В одном из интервью он рассказывал:
«В Британии эта культура возникла намного раньше, чем „Жидкое небо“. И в Америке она тоже уже достаточно развилась. Но в Америке это называлось „ноу-вейв“, это скорее была эстетическое переваривание этой английской натуральной культуры. Когда мы с Энн Карлайл очень много спорили и обсуждали сценарий, она мне говорила: „Вот, в Англии же безработица“. Я говорил: „Хорошо, в Англии-то безработица, но ты-то не в Англии, какое ты имеешь отношение к английской безработице?“. На это она, конечно, ответить не могла. Я очень люблю стилистически сложные, интересные, культурные явления, и думаю, что могу проникнуть в разные эпохи, могу передать их дух… Фильм выходил в прокат в Англии во время лондонского кинофестиваля. До фестиваля меня интервьюировали много, были мои фотографии в газетах и прочее. Я там познакомился и очень близко подружился с молодым писателем, погружённым во всю эту ночную лондонскую жизнь. И в один прекрасный день он мне сказал: „Я тебе покажу новое явление. Я тебя приглашу на крутую вечеринку“.
Это было то, что сейчас называется „рэйв“, тогда названий таких не было. Люди собирались танцевать на заброшенном заводе. <…> И вот, он меня повёл на такое мероприятие на окраине Лондона в разрушенный завод. Собралась гигантская толпа панков, настоящих английских панков, с гривами, с булавками в ушах. <…>Вся эта гигантская толпа повернулась лицом ко мне и пошла. И меня начали узнавать те, кто видели фильм, кто уже видел мои фотографии в газетах. Меня окружила гигантская толпа панков, и они все благодарили меня за фильм. Повели в какой-то рабочий бар на окраине, и я всю ночь проговорил с панками в этом баре. Это одно из самых сильных, если не самое сильное, впечатлений в моей жизни.

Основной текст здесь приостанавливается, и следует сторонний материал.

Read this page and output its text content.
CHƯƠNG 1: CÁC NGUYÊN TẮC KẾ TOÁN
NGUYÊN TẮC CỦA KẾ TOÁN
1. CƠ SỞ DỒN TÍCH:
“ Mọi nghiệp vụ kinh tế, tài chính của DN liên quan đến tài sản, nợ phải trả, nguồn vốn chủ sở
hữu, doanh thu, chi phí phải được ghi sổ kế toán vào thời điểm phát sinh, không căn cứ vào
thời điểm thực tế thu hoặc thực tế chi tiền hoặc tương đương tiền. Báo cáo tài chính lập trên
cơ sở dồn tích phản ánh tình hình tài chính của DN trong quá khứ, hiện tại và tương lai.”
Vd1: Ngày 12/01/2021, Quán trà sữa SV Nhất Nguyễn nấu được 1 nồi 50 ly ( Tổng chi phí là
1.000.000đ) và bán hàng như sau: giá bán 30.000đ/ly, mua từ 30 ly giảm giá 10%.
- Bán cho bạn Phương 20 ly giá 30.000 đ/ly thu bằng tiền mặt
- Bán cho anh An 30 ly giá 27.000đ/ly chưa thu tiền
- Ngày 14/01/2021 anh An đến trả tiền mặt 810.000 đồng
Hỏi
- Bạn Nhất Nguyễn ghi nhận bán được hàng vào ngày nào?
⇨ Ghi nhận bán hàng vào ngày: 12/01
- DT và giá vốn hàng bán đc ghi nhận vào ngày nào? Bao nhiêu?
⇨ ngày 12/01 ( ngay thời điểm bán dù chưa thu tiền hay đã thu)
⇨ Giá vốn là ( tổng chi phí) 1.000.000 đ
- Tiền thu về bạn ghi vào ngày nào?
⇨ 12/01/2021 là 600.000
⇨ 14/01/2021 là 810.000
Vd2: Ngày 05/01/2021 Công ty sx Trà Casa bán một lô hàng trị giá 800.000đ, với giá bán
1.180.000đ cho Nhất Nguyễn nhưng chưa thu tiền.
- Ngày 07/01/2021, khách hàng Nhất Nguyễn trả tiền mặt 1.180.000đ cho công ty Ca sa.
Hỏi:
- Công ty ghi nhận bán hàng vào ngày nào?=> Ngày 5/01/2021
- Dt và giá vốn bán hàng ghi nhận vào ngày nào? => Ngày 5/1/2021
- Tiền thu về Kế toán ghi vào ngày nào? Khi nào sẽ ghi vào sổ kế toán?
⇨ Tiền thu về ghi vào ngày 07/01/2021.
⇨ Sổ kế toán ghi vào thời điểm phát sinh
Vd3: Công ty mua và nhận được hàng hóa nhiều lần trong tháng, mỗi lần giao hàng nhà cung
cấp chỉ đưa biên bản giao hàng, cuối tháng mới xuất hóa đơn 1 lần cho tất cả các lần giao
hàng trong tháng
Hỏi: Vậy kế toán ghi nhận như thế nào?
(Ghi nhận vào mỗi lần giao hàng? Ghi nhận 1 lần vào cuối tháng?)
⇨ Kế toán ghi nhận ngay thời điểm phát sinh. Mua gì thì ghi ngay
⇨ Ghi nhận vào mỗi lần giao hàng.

И когда меня спрашивали, какая критика для меня была самой приятной, я говорил, что вот эта. То есть люди, которые были реальным источником этого движения, а я их даже не видел до того, как я снял „Жидкое небо“. Они меня признали, признали мой фильм».
К слову «Жидкое небо» выходил в СССР, вот как сам режиссёр комментирует это:
«Каждый интервьюер (а их были сотни в Америке) всегда задавал первый вопрос о том, будут ли этот фильм показывать в России. И я всегда отвечал, что, конечно же, нет. На то было три причины. Первая: фильмы на такие темы в России не показывают, вторая: я эмигрант, а фильмы эмигрантов в России тоже не показывают, и третья: если бы даже первых двух причин не было, я бы все равно не смог перевести этот фильм на русский язык <…>
…1989 год, на московский фестиваль пригласили всех эмигрантов, и, кроме того, на нём была специальная программа „Секс в американском кино“. Пригласили и меня с „Жидким небом“. И здесь было много мистического: на праздновании открытия в большом Кремлевском дворце, в Георгиевском зале, среди всех гостей были практически все мои американские, израильские и австралийские друзья. В общем, все эмигранты и люди, интересующиеся русским кино, были там. Но главное, на второй день по приезде в Москву один из организаторов сказал мне: „Тут один киноклуб есть, они очень просят показать фильм „Жидкое небо“, вы разрешите?“. Я спросил, что это за киноклуб. „Ну, киноклуб, как все киноклубы — любители кино“. „Ну ладно, показывайте“. <…> Входим в этот клуб, нас встречает директор клуба, и я его сразу спрашиваю: „А кто всё-таки ваши зрители?“. Он говорит: „Ну как кто? Милиционеры, есть молодёжь из ГБ“. Милицейский киноклуб“».
Фильм действительно купили и показывали в СССР, а в некоторых городах он шёл под названием «Расплата и разврат». Перевод помог сделать Сергей Ливнев, автор сценария «Ассы», считавшийся тогда главным специалистом по сленгу. Вместе с Цукерманом они прошли весь сценарий и сделали перевод, соответствующий языку русских панков.
В одном из интервью Цукерман рассказывал, что «Жидкое небо» не поймут на его родине. Но он ошибался:
«Выхожу на сцену, бурные овации, встаёт молодой человек в середине зала и говорит: „Вот вы говорили в интервью, что вы считали, будто этот фильм нельзя перевести на русский, и это не для русского зрителя. Как вы могли такое считать? Это же про нашу жизнь, я не понимаю, как американцам это может быть интересно“».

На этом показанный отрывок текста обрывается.